The election comes up on Saturday, February 16, 2019.
This forecast is not based on a scientific poll. It is the result of observations and wide-ranging interviews by our political editors and senior correspondents across the country.
We estimate that the president will win with about 60% of the votes, with an error margin of plus or minus 5%.
From our field work, our Board of Editors found out that the PDP has been unsuccessful in making the presidential election a referendum on the president the way the new APC did on President Goodluck Jonathan in the 2015 presidential election.
Instead, the APC has successfully branded the PDP and its presidential candidate as a nightmare, creating the impression that PDP still represents a past of corruption, plunder and misrule.
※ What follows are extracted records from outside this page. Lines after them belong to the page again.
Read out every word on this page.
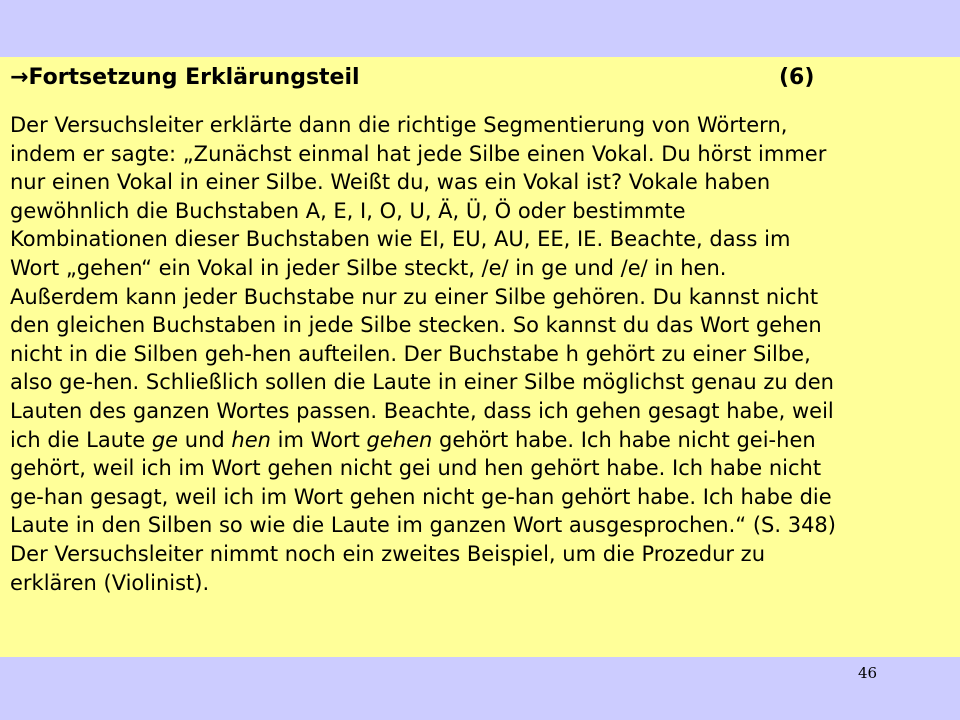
→Fortsetzung Erklärungsteil	(6)
Der Versuchsleiter erklärte dann die richtige Segmentierung von Wörtern,
indem er sagte: „Zunächst einmal hat jede Silbe einen Vokal. Du hörst immer
nur einen Vokal in einer Silbe. Weißt du, was ein Vokal ist? Vokale haben
gewöhnlich die Buchstaben A, E, I, O, U, Ä, Ü, Ö oder bestimmte
Kombinationen dieser Buchstaben wie EI, EU, AU, EE, IE. Beachte, dass im
Wort „gehen“ ein Vokal in jeder Silbe steckt, /e/ in ge und /e/ in hen.
Außerdem kann jeder Buchstabe nur zu einer Silbe gehören. Du kannst nicht
den gleichen Buchstaben in jede Silbe stecken. So kannst du das Wort gehen
nicht in die Silben geh-hen aufteilen. Der Buchstabe h gehört zu einer Silbe,
also ge-hen. Schließlich sollen die Laute in einer Silbe möglichst genau zu den
Lauten des ganzen Wortes passen. Beachte, dass ich gehen gesagt habe, weil
ich die Laute ge und hen im Wort gehen gehört habe. Ich habe nicht gei-hen
gehört, weil ich im Wort gehen nicht gei und hen gehört habe. Ich habe nicht
ge-han gesagt, weil ich im Wort gehen nicht ge-han gehört habe. Ich habe die
Laute in den Silben so wie die Laute im ganzen Wort ausgesprochen.“ (S. 348)
Der Versuchsleiter nimmt noch ein zweites Beispiel, um die Prozedur zu
erklären (Violinist).
46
It would have helped the PDP a great deal if it had rebranded with a new name.
The APC’s message appears to have been particularly successful in the rural areas, where many voters still associate the PDP with a sordid record of corruption and “money sharing”.
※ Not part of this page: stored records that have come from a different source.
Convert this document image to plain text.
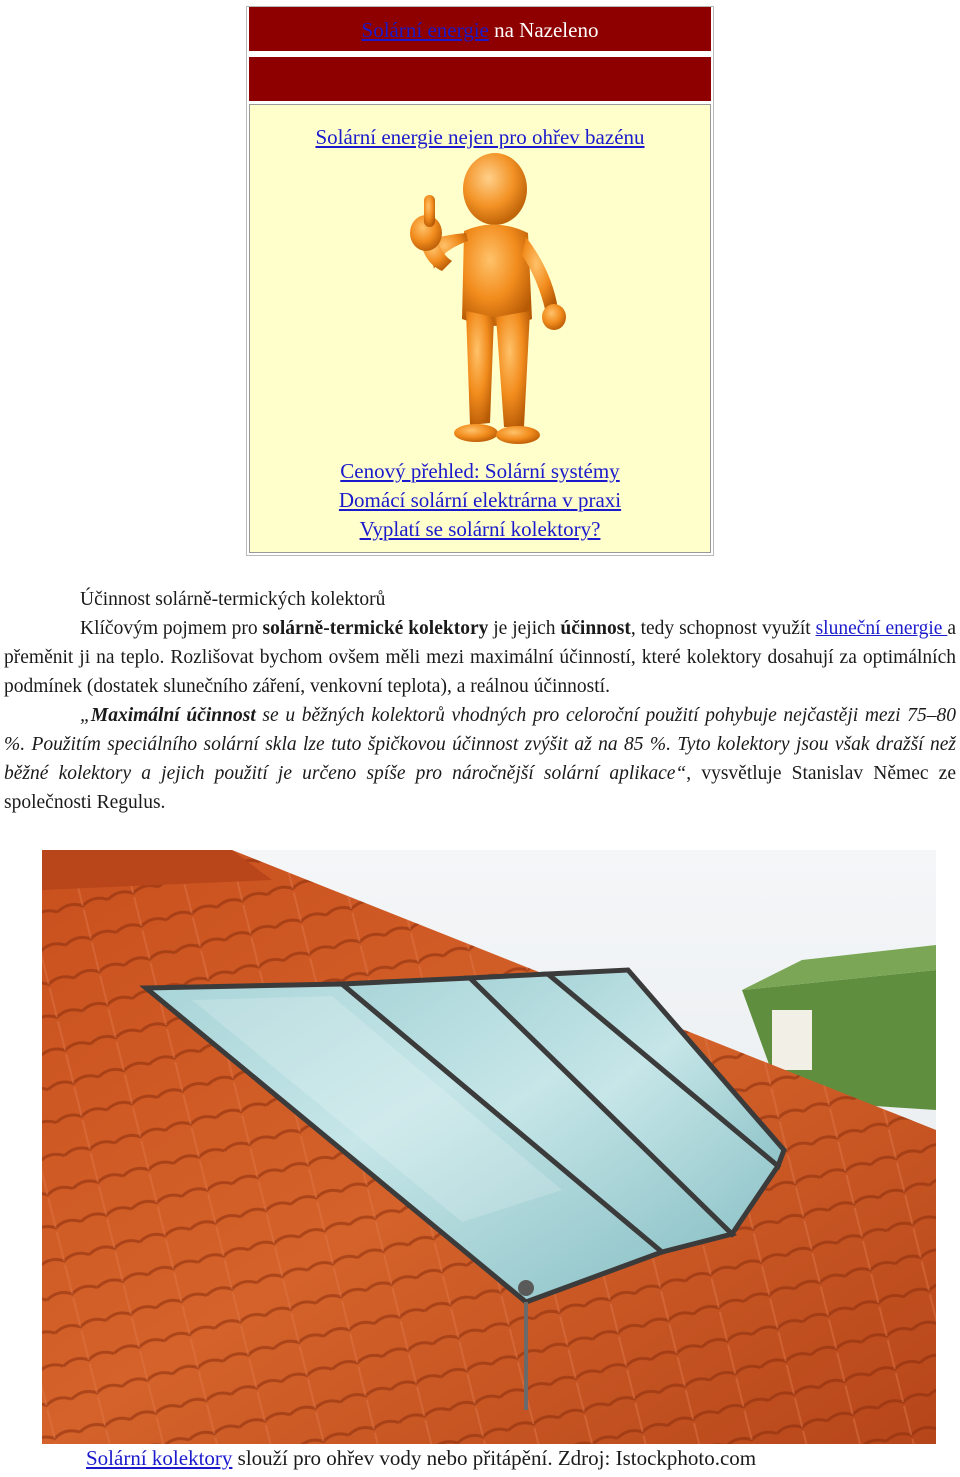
Solární energie na Nazeleno
Solární energie nejen pro ohřev bazénu
Cenový přehled: Solární systémy
Domácí solární elektrárna v praxi
Vyplatí se solární kolektory?

Účinnost solárně-termických kolektorů

Klíčovým pojmem pro solárně-termické kolektory je jejich účinnost, tedy schopnost využít sluneční energie a přeměnit ji na teplo. Rozlišovat bychom ovšem měli mezi maximální účinností, které kolektory dosahují za optimálních podmínek (dostatek slunečního záření, venkovní teplota), a reálnou účinností.

„Maximální účinnost se u běžných kolektorů vhodných pro celoroční použití pohybuje nejčastěji mezi 75–80 %. Použitím speciálního solární skla lze tuto špičkovou účinnost zvýšit až na 85 %. Tyto kolektory jsou však dražší než běžné kolektory a jejich použití je určeno spíše pro náročnější solární aplikace“, vysvětluje Stanislav Němec ze společnosti Regulus.

Solární kolektory slouží pro ohřev vody nebo přitápění. Zdroj: Istockphoto.com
Though job concerns ranked high among voters in the rural areas, the progress made by the Buhari administration in agriculture and the various financial inclusion programmes targeted at increased food sufficiency, also appear to have provided some comfort, blunting the PDP’s negative campaign on job losses and claims of widespread poverty.
We also discovered that the PDP presidential candidate has been unable to effectively split the votes of the Muslim North with PMB, thus giving the president a huge head start.
Atiku’s credentials as a Fulani and northerner – the same with Buhari – were widely expected to split the vote right down the middle, but field interviews indicated that this has not been the case.
Findings indicated that apart from ethnic affinity, voters were also looking for a candidate that they could trust, giving Buhari a clear edge.
The president has a stronghold on the North West, and surprisingly nearly so also in the North East where Atiku was expected to beat him.
From our findings, PMB will defeat Atiku in Adamawa State, his home state, where the PDP candidate and his protegees have consistently lost both in party primaries and main elections since 2003.
But Atiku would win in Taraba State partly because the exit of Aisha Alhassan, the former minister of Women Affairs from APC greatly weakened the party.
The North Central Zone is a mixed grill where Atiku was expected to do well turning the contest into a referendum on PMB, as many of the people there still blame the president for not taking a decisive action in the cattle herdsmen/farmers crisis.
Atiku is expected to win Plateau State. He should have been able to pick Benue State but the APC has successfully made the Benue struggle a fight between Senator George Akume, the most powerful politician in Tiv land today and Governor Samuel Ioraer Ortom who appears weak. That makes Benue State too close to call.
There would be a titanic struggle in Kogi State but the president is expected to win.
Kwara State will be the most important place to watch. The Stakes are high for both sides. Saraki would do everything to retain “ownership” of the state but the APC appears to have taken winning the state very personal. A strong indication that the tide was turning against the Saraki dynasty was the bye-election into the Kwara South Federal constituency last year, which was won by the APC. Kwara State therefore is too close to call.
Nasarawa is also too close to call. PMB will win in the FCT and win nearly the entire votes in Niger State.
PMB will win easily in all the six states of the South West. Adding the northern votes to the South West alone without the other zones, the president would have already won the election. That was the scenario in the 2015 presidential election.
But there is a tectonic shift in the South East and South South. PMB will get 40% in Akwa Ibom State and more than the required 25% in Cross River and Delta States. The president has a slight advantage over Atiku in Edo State. Atiku will clearly win in Rivers and Bayelsa States.
It should have been a massacre against the APC in the South East all things considered, but Atiku has been unable to get the loyalty of the South East governors. Peter Obi appears to be his achilles heel in South East. The biggest names in South East politics appear to be working for PMB behind the scenes. Thus the president is expected to get up to 40% in Anambra, Abia, Ebonyi, Imo and Enugu States.
But a week is a long time in politics. A lot can still happen. That would depend on the parties and their presidential candidates.